American Olympus: This longpoem is also a mythopoem set in a single week of camping on the Olympic Peninsula of Washington state. The book came close to being published by a prestigious letterpress imprint but fate intervened, sending me spiraling back eastward. Many other nature and landscape poems reflecting my experiences from one end of the continent to the other and back in my early adult years await full collection. Please stay tuned for future appearances of those works.

The volume has a new cover, one that’s a departure from my usual design style. I do find the leap rather exciting, and suitably unconventional.

Braided Double-Cross: Intense attraction, sexual ecstasy, and long-term dreams ignite this set of contemporary American love sonnets that reflect the conflicting emotions and unspoken expectations that surface in the eruption of breakdown and breakup. The set, my first run of poems composed as a series, explores passions that sugarcoat realities and betrayals. Sometimes something so truly hot leaves a lover branded for life.

Blue Rock: Continuing in the conflicted passions line, these poems reflect attraction, romance, and the aftermath in today’s society. Just groove to their beat.

Trumpet of the Coming Storm: Admittedly polemic, these are brimming with buried anger erupting at last. Sometimes you just can’t ignore politics, even in a historical perspective.

Hamlet, a Village of Gargoyles: This playful investigation of human identities alternates between gossipy and confessional, set within the context of close community. The collection now hits me as somehow prescient, considering that I’m now living in a real village with characters I hadn’t considered. The tone is contemporary with nods to Shakespeare and Chaucer.

Ebook formatting does limit the visual array of what you would otherwise find on a defined page of paper, but it does make my daring work available inexpensively around the world.
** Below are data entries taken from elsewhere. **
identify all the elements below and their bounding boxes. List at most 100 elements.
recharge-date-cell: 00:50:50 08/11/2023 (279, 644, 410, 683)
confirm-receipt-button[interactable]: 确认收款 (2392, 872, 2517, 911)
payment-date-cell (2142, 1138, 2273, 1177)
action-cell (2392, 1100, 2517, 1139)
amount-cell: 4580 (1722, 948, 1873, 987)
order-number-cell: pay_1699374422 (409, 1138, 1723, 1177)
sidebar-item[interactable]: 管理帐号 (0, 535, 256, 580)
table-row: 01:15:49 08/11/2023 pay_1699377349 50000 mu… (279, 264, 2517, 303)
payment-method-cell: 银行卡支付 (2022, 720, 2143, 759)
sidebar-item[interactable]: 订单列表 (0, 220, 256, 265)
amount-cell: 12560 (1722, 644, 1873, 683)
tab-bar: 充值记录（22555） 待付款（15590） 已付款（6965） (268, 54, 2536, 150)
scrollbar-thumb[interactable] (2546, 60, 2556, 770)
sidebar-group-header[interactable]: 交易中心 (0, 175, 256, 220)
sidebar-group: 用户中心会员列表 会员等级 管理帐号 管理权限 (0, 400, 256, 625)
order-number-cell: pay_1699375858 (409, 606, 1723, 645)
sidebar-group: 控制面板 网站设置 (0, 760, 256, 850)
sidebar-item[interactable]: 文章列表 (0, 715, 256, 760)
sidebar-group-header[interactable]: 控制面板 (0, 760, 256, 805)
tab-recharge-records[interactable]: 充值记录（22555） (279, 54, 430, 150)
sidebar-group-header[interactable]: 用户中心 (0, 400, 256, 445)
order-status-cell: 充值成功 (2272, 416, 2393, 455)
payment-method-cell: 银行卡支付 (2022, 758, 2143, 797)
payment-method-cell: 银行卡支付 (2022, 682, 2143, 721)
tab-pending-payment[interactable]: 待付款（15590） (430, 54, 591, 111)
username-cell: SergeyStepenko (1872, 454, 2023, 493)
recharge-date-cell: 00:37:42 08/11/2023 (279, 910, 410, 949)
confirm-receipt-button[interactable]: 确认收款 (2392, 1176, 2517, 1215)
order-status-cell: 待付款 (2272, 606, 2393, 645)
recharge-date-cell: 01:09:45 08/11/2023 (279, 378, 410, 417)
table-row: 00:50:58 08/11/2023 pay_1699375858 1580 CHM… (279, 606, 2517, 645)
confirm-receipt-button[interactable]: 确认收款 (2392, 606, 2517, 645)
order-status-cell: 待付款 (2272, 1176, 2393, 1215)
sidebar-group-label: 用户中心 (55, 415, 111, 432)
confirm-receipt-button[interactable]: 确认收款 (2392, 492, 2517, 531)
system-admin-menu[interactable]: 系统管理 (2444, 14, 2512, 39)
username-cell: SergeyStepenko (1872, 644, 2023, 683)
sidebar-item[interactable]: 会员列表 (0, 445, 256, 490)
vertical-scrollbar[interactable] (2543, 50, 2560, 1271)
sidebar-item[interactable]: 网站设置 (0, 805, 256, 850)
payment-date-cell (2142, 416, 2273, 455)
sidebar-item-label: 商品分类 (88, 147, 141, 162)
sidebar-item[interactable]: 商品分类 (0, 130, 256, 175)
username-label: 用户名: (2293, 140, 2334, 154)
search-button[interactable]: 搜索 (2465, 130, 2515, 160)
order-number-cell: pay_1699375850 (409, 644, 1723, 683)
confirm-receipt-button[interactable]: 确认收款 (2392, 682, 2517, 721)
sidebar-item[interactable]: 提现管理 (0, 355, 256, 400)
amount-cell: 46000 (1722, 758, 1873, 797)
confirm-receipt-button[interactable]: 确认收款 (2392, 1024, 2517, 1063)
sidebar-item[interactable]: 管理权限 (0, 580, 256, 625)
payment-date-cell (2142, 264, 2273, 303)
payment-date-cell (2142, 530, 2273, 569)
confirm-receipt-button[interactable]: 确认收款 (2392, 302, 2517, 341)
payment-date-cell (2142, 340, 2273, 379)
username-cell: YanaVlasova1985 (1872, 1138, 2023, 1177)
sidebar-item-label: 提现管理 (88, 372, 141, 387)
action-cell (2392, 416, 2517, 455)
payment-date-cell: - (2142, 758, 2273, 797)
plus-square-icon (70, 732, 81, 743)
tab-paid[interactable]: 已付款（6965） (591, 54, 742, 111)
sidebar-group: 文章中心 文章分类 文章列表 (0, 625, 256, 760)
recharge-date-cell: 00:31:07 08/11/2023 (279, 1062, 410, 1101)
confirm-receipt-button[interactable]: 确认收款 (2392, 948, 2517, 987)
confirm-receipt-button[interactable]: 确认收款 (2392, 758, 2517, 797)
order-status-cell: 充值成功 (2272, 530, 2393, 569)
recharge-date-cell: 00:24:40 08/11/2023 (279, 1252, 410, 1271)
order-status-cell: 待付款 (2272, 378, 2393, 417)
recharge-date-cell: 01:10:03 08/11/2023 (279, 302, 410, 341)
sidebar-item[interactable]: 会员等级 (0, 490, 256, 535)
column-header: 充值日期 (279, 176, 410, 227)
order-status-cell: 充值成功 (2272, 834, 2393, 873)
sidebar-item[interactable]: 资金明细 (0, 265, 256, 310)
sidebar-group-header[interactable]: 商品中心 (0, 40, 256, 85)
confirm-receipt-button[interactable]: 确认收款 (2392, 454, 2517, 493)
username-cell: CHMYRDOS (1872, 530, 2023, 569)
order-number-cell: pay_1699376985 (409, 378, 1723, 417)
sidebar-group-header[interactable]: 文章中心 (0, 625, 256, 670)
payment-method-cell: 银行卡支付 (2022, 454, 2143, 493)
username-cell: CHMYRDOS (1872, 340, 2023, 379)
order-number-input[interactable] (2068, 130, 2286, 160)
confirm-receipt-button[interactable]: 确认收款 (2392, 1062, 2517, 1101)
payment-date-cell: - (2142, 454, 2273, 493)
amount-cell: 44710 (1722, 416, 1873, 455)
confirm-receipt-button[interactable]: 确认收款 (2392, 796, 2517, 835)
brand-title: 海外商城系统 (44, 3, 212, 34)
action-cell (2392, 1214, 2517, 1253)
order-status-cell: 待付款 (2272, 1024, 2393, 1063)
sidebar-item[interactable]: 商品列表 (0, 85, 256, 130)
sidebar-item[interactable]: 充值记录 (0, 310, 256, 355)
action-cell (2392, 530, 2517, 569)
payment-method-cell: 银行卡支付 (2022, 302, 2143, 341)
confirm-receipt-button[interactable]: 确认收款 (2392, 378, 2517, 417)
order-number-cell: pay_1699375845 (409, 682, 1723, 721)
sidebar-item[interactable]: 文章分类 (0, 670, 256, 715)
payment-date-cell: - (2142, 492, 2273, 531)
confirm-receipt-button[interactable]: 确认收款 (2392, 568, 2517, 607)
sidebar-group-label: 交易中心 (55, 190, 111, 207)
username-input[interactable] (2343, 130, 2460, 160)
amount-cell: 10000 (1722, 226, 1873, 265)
I can live with that and so can you, especially if you’re reading on a smart phone.

I promise, there will be more.

You can find these in the digital platform of your choice at Smashwords, the Apple Store, Barnes & Noble’s Nook, Scribd, Sony’s Kobo, and other fine ebook retailers. Or you can ask your local library to obtain them.

Acid test poet: Ted Berrigan (1934-1983)

Encountering a trio of his Sonnets in an issue of the Paris Review my senior year of college blew me away. First, by the fact that their iambic pentameter had been cut into lacy fragments but also that the remaining threads were made more powerful and light-filled as a result. Or, “oh, for the loving” (expletive), as he wrote. These were more like the collages of Robert Rauschenberg than the corseted stanzas of Shakespeare.

The fuller set, published in 1964, advanced the impact, especially in seeing how the collection came together as a series of essentially three poems that kept getting reassembled in new ways. Variations on a theme, as it were.

These were unmistakably urban, cigarette smoky, and not so secretly drug-infused.

They inspired my own set of American sonnets, The Braided Double-Cross.

As a reader, they also point me toward John Berryman and John Ashbery.

I love his definition of a poem as a miniature wind-up toy.